The Federal Reserve Bank of Philadelphia has released its regional report on manufacturing conditions in February. Its Manufacturing Business Outlook Survey showed that the general business conditions improved slightly, albeit still at a slight loss, to -2.8 in February. The reading from January was -3.5.
That was the diffusion index for current activity. Bloomberg was calling for a consensus at -2.5 and the Econoday range was -7.5 to 2.8. Dow Jones (via the Wall Street Journal) also had its consensus estimate at -2.5.
Manufacturing firms were asked about expected changes in prices received for goods and services over the next year. Thursday’s report summary said:
The indicator for general activity remained slightly negative this month, edging up only marginally from its reading in January. Other indicators offered mixed signals: The shipments index remained positive, but new orders and employment indexes remained negative and declined modestly. The survey’s price indexes suggest that both input prices and selling prices fell this month. With respect to the manufacturers’ forecasts, the survey’s future indicators remained overall positive but showed continued weakening.
Weakness in the region’s manufacturing sector continued this month, according to firms responding to the February survey.
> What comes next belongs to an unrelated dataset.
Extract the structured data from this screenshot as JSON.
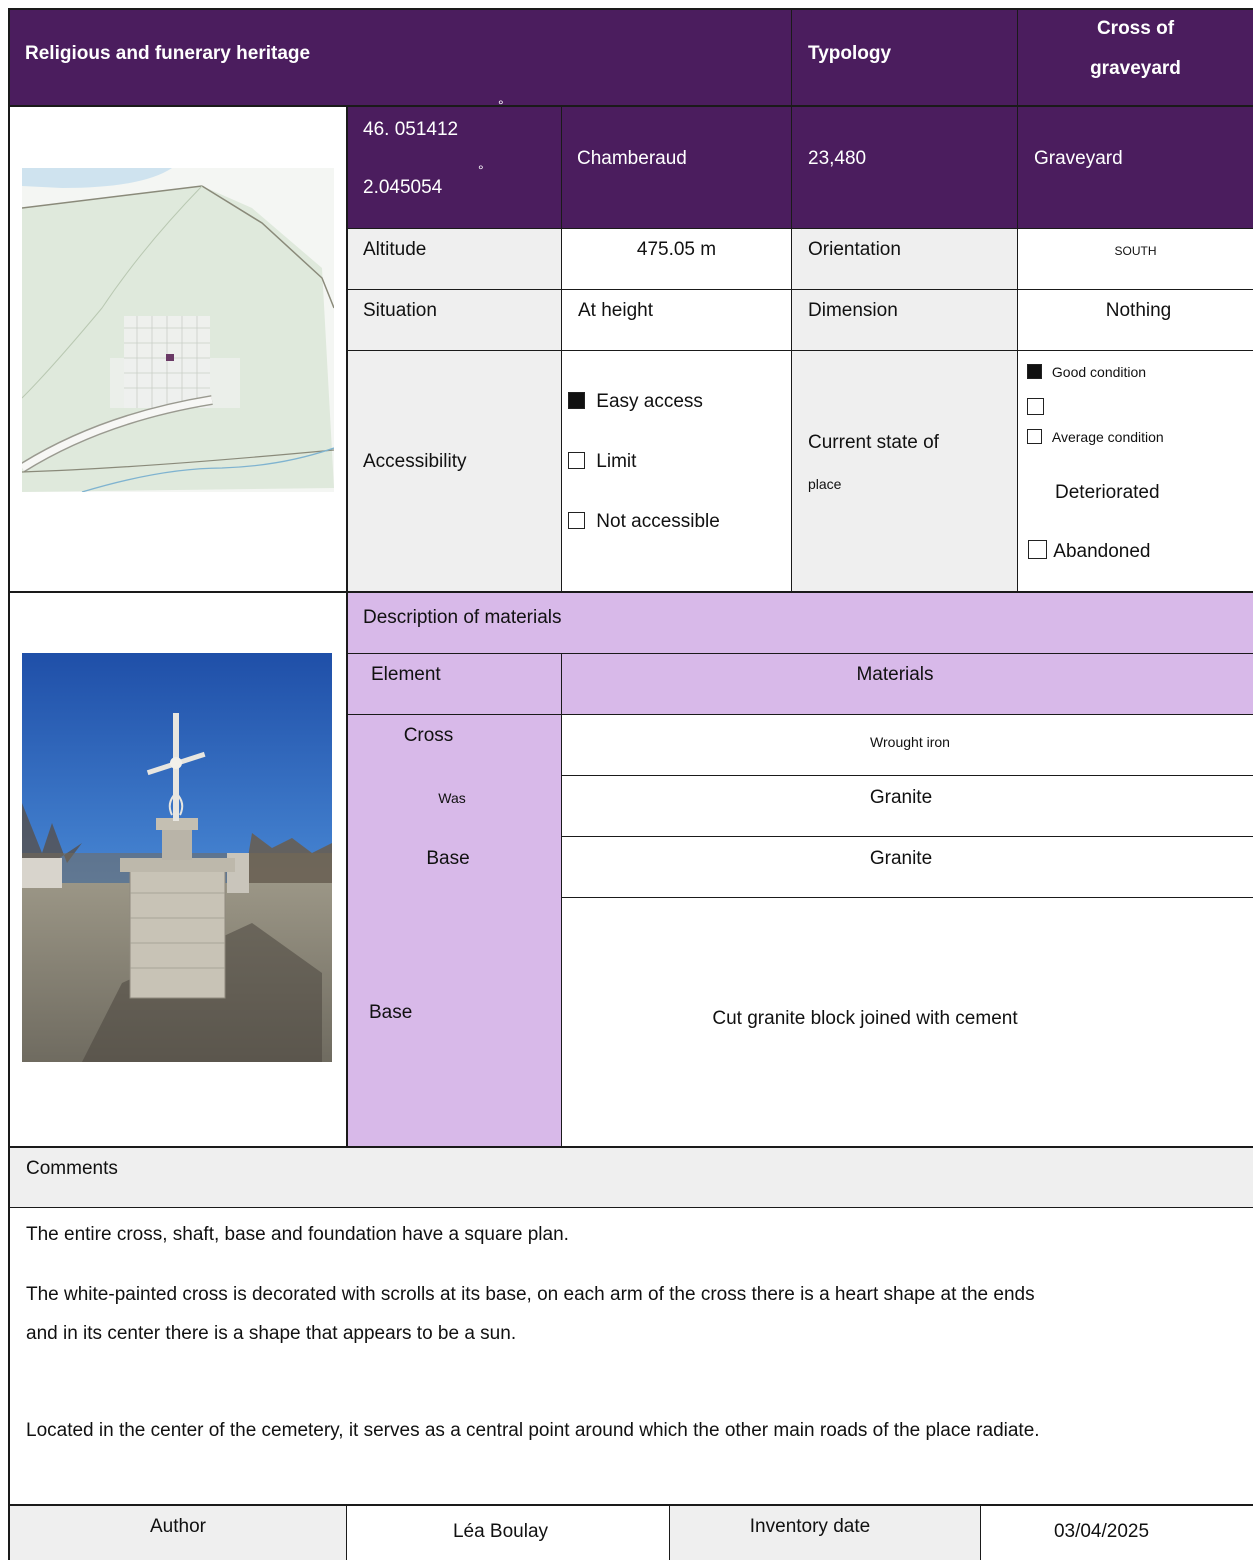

Indexes suggest continued modest declines in activity and new orders but a continued rise in shipments. Employment indicators suggest slight decreases in overall manufacturing employment this month. Indicators for future conditions remained positive overall but continued to trend downward.
Other key points were noted as follows:
- The index for current new orders remained negative and edged down four points, to -5.3.
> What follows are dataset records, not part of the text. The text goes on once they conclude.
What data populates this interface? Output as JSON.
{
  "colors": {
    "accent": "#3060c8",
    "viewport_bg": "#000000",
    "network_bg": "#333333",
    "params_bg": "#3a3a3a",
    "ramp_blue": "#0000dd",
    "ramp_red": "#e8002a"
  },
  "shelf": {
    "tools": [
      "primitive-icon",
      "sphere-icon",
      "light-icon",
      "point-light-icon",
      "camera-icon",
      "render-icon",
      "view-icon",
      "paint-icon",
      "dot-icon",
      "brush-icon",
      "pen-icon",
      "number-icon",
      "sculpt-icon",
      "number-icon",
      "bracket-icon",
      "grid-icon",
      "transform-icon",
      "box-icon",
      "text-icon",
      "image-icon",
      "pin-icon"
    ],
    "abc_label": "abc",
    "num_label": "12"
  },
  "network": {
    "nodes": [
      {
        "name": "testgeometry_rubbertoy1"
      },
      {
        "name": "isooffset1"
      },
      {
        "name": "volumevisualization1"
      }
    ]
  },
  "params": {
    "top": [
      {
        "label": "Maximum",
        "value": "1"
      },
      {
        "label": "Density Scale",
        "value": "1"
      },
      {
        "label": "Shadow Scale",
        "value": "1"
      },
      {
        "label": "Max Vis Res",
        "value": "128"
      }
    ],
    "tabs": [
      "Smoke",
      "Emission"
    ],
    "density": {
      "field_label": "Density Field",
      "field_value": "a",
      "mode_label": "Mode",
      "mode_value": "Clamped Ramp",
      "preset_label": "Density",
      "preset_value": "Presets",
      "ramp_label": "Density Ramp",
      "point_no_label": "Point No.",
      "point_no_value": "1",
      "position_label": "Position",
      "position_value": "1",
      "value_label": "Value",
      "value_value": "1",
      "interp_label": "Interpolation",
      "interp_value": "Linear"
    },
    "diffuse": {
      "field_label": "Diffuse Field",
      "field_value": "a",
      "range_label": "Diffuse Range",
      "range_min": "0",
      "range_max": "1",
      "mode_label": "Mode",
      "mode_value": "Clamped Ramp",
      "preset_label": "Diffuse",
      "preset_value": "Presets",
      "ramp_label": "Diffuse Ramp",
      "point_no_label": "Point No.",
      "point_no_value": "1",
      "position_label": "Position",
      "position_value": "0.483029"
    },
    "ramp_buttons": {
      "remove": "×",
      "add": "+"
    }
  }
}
- Firms reported an increase in shipments; the shipments index remained positive for the second consecutive month but fell seven points from January.
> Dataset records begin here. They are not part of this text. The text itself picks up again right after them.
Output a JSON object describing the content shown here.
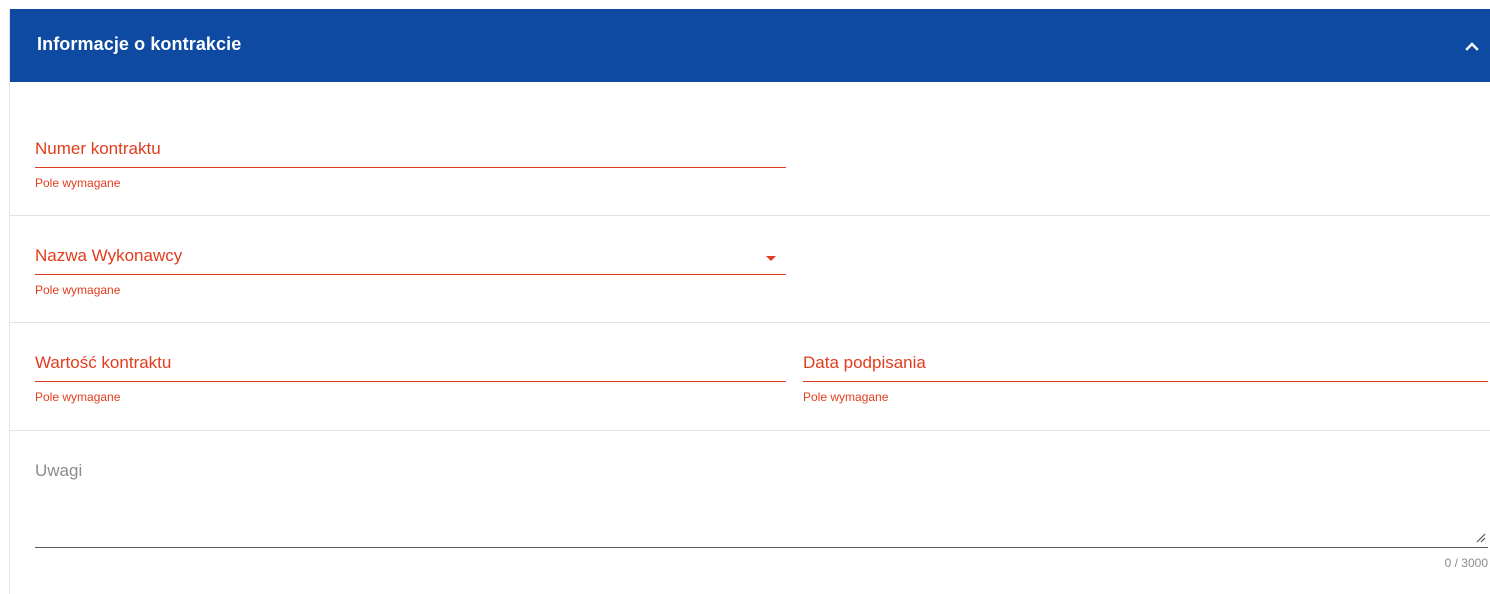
{
  "panel": {
    "title": "Informacje o kontrakcie",
    "collapse_icon": "chevron-up-icon"
  },
  "fields": {
    "contract_number": {
      "label": "Numer kontraktu",
      "error": "Pole wymagane"
    },
    "contractor_name": {
      "label": "Nazwa Wykonawcy",
      "error": "Pole wymagane",
      "icon": "caret-down-icon"
    },
    "contract_value": {
      "label": "Wartość kontraktu",
      "error": "Pole wymagane"
    },
    "signing_date": {
      "label": "Data podpisania",
      "error": "Pole wymagane"
    },
    "remarks": {
      "label": "Uwagi",
      "counter": "0 / 3000"
    }
  },
  "colors": {
    "header_bg": "#0e4aa1",
    "error": "#e23c1e",
    "divider": "#e3e3e3"
  }
}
- Firms reported continued declines in inventories, and the inventories index remained negative.
- Firms’ backlogs of unfilled orders were in decline again this month, and delivery times were shorter, according to the responding firms.
- The survey’s labor market indicators suggest continued weak employment conditions. The employment index decreased three points, from -1.9 to -5.0.
- About 63% of the firms reported no change in employment this month, and the percentage reporting decreases (20%) was slightly larger than the percentage reporting increases (15%).
- The indexes for both prices paid and prices received were negative. Most firms (66%) reported no changes in the prices for their own manufactured products this month. The percentage of firms reporting lower prices (18%) was slightly greater than the percentage reporting higher prices (14%).
- The current prices received index decreased from -2.8 to -4.5 and has recorded eight consecutive negative readings.
- Firms reported, on balance, declines in the prices paid for inputs. The percentage of firms reporting lower input prices (21%) was greater than the percentage of firms reporting higher input prices (19%).
- The prices paid index decreased one point and remained negative for the sixth consecutive month.
- The diffusion index for future general activity fell from a reading of 19.1 in January to 17.3 this month. The index has trended down since last summer and is now at its lowest reading since November 2012.
- The median forecast was for an increase in their own prices of 1.3%, a rate of increase lower than the rate of inflation expected to be faced by the workers they employ regionally (2%) and lower than the rate of inflation expected for the average U.S. consumer (2%).
- Firms expect their own per employee compensation costs (wages plus benefits) to rise by 3% over the next four quarters.